Project 1: I have put my most recent novel, “Being Ruby,” to bed for a while. It will rest until July, when I will take it to the Taos Summer Writers’ Conference (http://www.unm.edu/~taosconf/). I hope to find out if the manuscript is readable and engaging, and to learn if there are major flaws. I think Taos is one of the only places, maybe the only, where you can get several readers to commit to 300 pages. That seems worth it. Of course it also means I’ll have to read 1500 pages of others’ manuscripts. Manuscripts are circulated in May, and after one is sent in, it cannot be edited again, so I expect I’ll be doing some furious editing between now and May. It’s a compulsive thing. It may even be helpful to read with the eyes of an “other.” After that… I don’t know.
Project 2: I’ve been invited to submit a paper to a peer-reviewed journal, RoSE, which stands for Research on Steiner Education (http://www.rosejourn.com/index.php/rose). They reviewed one of my non-fiction books in Volume 4 Number 2, and I guess that admits me into the club. The bad news is, I don’t know much about Rudolph Steiner, their patron saint. He’s the guy who founded Waldorf education and the first Waldorf school. The editor says I can write about anything germane to their theme topic for that issue, observation of mental activities, so I’m sketching an article on consciousness and creativity. I have no idea if it will fly.
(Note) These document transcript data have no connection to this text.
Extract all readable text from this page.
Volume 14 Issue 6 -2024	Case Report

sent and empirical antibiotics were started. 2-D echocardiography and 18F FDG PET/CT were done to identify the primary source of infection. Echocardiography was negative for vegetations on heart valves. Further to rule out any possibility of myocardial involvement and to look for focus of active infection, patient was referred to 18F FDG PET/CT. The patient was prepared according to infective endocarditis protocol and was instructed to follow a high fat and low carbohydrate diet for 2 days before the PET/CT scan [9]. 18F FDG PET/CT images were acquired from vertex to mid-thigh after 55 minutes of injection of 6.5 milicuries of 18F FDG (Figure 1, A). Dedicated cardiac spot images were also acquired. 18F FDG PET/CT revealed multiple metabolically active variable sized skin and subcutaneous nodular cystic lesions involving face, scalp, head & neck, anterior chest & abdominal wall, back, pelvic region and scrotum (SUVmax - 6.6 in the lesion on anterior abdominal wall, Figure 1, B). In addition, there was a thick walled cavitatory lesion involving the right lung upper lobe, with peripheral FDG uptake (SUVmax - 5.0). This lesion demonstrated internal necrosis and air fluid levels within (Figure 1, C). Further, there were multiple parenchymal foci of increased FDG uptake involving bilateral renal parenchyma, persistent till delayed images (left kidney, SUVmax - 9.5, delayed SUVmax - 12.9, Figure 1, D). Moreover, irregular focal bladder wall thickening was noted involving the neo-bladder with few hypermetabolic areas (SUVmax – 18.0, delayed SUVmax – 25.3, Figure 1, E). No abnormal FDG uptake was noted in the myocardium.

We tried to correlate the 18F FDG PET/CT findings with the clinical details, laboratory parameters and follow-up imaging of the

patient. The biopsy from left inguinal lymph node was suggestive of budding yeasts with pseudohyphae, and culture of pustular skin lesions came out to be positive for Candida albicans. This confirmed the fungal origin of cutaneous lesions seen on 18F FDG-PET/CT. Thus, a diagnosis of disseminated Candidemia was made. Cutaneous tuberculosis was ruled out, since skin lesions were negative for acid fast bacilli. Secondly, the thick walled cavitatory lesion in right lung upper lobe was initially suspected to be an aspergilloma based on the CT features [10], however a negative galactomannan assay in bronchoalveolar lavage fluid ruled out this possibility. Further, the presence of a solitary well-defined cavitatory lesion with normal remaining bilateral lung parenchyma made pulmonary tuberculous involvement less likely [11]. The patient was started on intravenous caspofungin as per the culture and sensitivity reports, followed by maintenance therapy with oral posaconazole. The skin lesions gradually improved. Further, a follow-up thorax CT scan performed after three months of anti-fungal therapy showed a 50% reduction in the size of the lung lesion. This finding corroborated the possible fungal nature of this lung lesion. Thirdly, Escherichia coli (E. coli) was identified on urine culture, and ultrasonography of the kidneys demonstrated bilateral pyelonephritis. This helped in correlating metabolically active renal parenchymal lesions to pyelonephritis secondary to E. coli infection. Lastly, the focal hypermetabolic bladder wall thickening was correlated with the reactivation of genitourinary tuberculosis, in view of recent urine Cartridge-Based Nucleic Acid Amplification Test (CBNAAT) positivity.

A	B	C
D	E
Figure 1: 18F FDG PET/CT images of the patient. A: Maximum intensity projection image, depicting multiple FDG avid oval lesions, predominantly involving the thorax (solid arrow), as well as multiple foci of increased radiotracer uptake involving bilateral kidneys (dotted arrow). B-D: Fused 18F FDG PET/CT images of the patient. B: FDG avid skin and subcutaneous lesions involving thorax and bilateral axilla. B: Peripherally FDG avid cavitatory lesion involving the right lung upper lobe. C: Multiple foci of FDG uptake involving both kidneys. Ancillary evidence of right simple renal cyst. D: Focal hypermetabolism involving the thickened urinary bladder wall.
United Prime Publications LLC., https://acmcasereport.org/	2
Project 3: I have a hard-boiled cop novel that’s been resting for almost a year. It’s called Desert Dream, and concerns a tough Tucson police detective who also writes detective novels. It highlights scenery around Tucson and southwestern Arizona. I wrote it as an exercise in voice. I wanted to see if I could write a consistent, distinctive, narrator. I’ve decided to serialize it online at Critique Circle (http://www.critiquecircle.com/queue.asp) to get feedback. There are some experienced writers at CC among the beginners, so there is always a chance of a good critique. The exercise will force me to re-edit each chapter before I post it, hopefully fixing the problems I know are in there, then I should get feedback that will tell me at least if the story and the voice are engaging. That starts in two weeks and might run 6 months, or until I get tired of it, or until the readers do.
Project 4: I’m sketching THE NEXT BIG THING, which I think will be a novel in third-person, that addresses the bifurcation of American society into conservatives and progressives. It won’t be ostensibly a political novel, but will highlight conflict between “The Patriarchs” and “The Farmers.” The Farmers grow a plant with prozac-like effects, which the Patriarchs try to suppress. I don’t want to go sci-fi/fantasy, so I’ll try to stick close to realism.
I’m not sure about the idea. I want to write interesting characters, not a fictionally disguised essay about society. If I attempt both, I might get lost. Maybe I should put my characters in a real historical context instead of a made-up one.